By CHRIS BARTON
Vodafone has won concessions from the Government on ways competitors can get roaming access on its mobile network.
The changes to the Telecommunications Bill, which is awaiting its second reading, will be introduced by supplementary order paper in the next week or two.
The clauses to be altered specify how a new entrant may use Telecom's or Vodafone's mobile network to attract customers before it fully establishes its own network and how it can co-locate transmission equipment on existing cellsite towers.
Vodafone and opposition MPs were angered by surprise changes to the bill which followed late and secret representations from new mobile operator Econet, Hautaki Trust, which has rights to a chunk of 3G mobile spectrum, and Maori MPs.
Industry sources say intense counter-lobbying by Vodafone has now won concessions from Telecommunications Minister Paul Swain which will be incorporated in the Government's formal amendments to the bill.
The conditions include assessment by the telecommunications commissioner of the applicant operator's bona fides, a requirement that new entrants commit themselves to a specified wide geographical coverage and milestones against which to monitor progress towards that target and a qualification that capacity is actually available for new entrants.
Conditions on roaming agreements are commonplace in OECD countries. British regulator Oftel, for example, requires a date after which a mobile operator is no longer required to provide roaming services and rules which mean the obligation of operators to provide roaming diminishes geographically over time.
Sources also say Mr Swain has chosen the telecommunications commissioner to the Commerce Commission, and will name the successful candidate when he introduces the supplementary order paper.
There is also speculation that the bill, already several months behind schedule, may not be passed before Christmas because the Government is having difficulty getting the numbers in the House to force urgency.
Telecom is also understood to be holding intense closed-door negotiations with the minister over amendments to the Kiwi Share Obligation, which guarantees unlimited local calling.
Telecom is understood to be seeking changes to the way in which the Kiwi Share losses are calculated, plus a cap on the amount of free minutes residential users may have when connected to the internet.
Sources say it is using the negotiations to try to push through subtle changes to the bill - in particular, new clauses that alter the terms for wholesaling residential services.
The new bill does not specifically cover the Kiwi Share, but does introduce new telecommunications service obligations (TSO).
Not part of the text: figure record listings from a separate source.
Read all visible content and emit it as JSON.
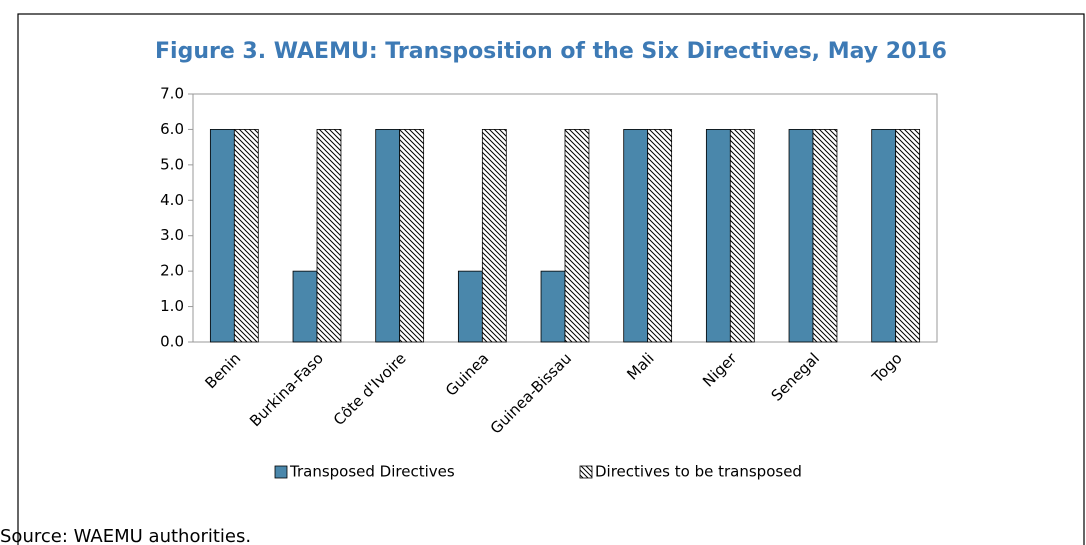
{
  "chart_data": {
    "type": "bar",
    "title": "Figure 3. WAEMU: Transposition of the Six Directives, May 2016",
    "categories": [
      "Benin",
      "Burkina-Faso",
      "Côte d'Ivoire",
      "Guinea",
      "Guinea-Bissau",
      "Mali",
      "Niger",
      "Senegal",
      "Togo"
    ],
    "series": [
      {
        "name": "Transposed Directives",
        "color": "#4a87ab",
        "values": [
          6,
          2,
          6,
          2,
          2,
          6,
          6,
          6,
          6
        ]
      },
      {
        "name": "Directives to be transposed",
        "color": "#000000",
        "hatch": true,
        "values": [
          6,
          6,
          6,
          6,
          6,
          6,
          6,
          6,
          6
        ]
      }
    ],
    "ylim": [
      0,
      7
    ],
    "yticks": [
      {
        "value": 0,
        "label": "0.0"
      },
      {
        "value": 1,
        "label": "1.0"
      },
      {
        "value": 2,
        "label": "2.0"
      },
      {
        "value": 3,
        "label": "3.0"
      },
      {
        "value": 4,
        "label": "4.0"
      },
      {
        "value": 5,
        "label": "5.0"
      },
      {
        "value": 6,
        "label": "6.0"
      },
      {
        "value": 7,
        "label": "7.0"
      }
    ],
    "grid": false,
    "legend": "bottom",
    "source": "Source: WAEMU authorities."
  }
}
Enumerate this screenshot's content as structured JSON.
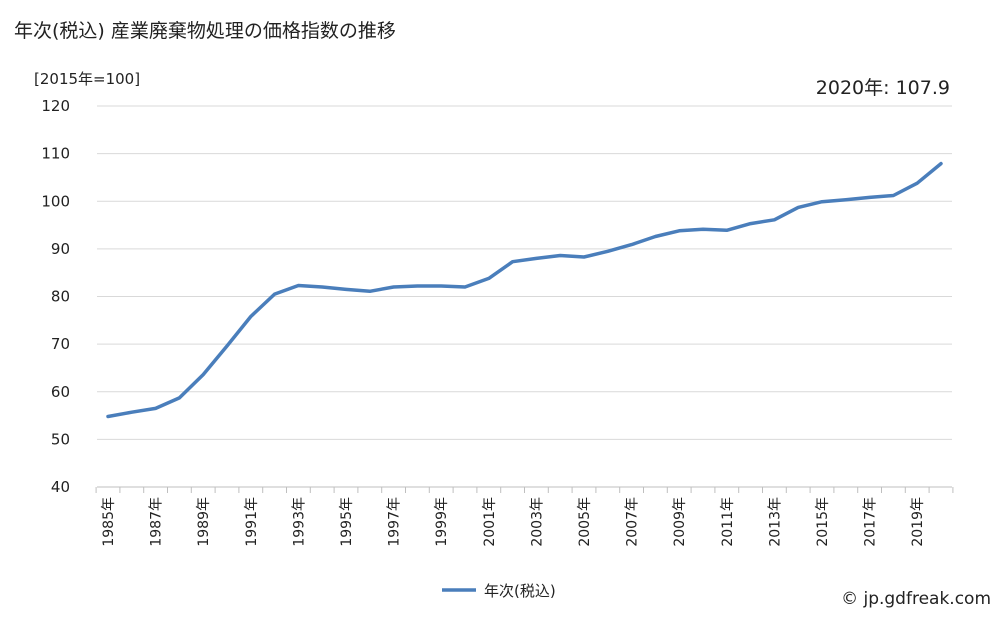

The legislation proposes a method for calculating any losses caused by fulfilling a TSO and requires the losses to be shared across all carriers in proportion to their revenue.
Telecom's latest estimate of its Kiwi Share loss caused by providing free local calls in unprofitable, mainly rural areas is $174.3 million a year.
In July the Government rejected the way Telecom calculates its losses.
"The current Telecom net [Kiwi Share] cost estimates are the outcome of a process that has significant shortcomings, which is the reason the Government decided to put a new regime in place," said Mr Swain at the time
A 1998 report, New Zealand Telecommunications: The State of Competition, commissioned by Clear, argued that the Kiwi Share imposed no cost on Telecom and that the provision of residential local access generated it yearly monopoly profits of about $116 million.
Last December, the Government reached a tentative agreement with Telecom that modest data speeds of between 9.6 kilobits per second (Kbps) and 14.4 Kbps would be included in the Kiwi Share's free-calling obligation.
Telecom also said it would spend $100 million over two years upgrading its rural network to meet those data speeds.
Sources say Telecom is keen to discuss alternative ways in which the $100 million can be spent to meet the Government's aim of broadband internet access for all New Zealanders.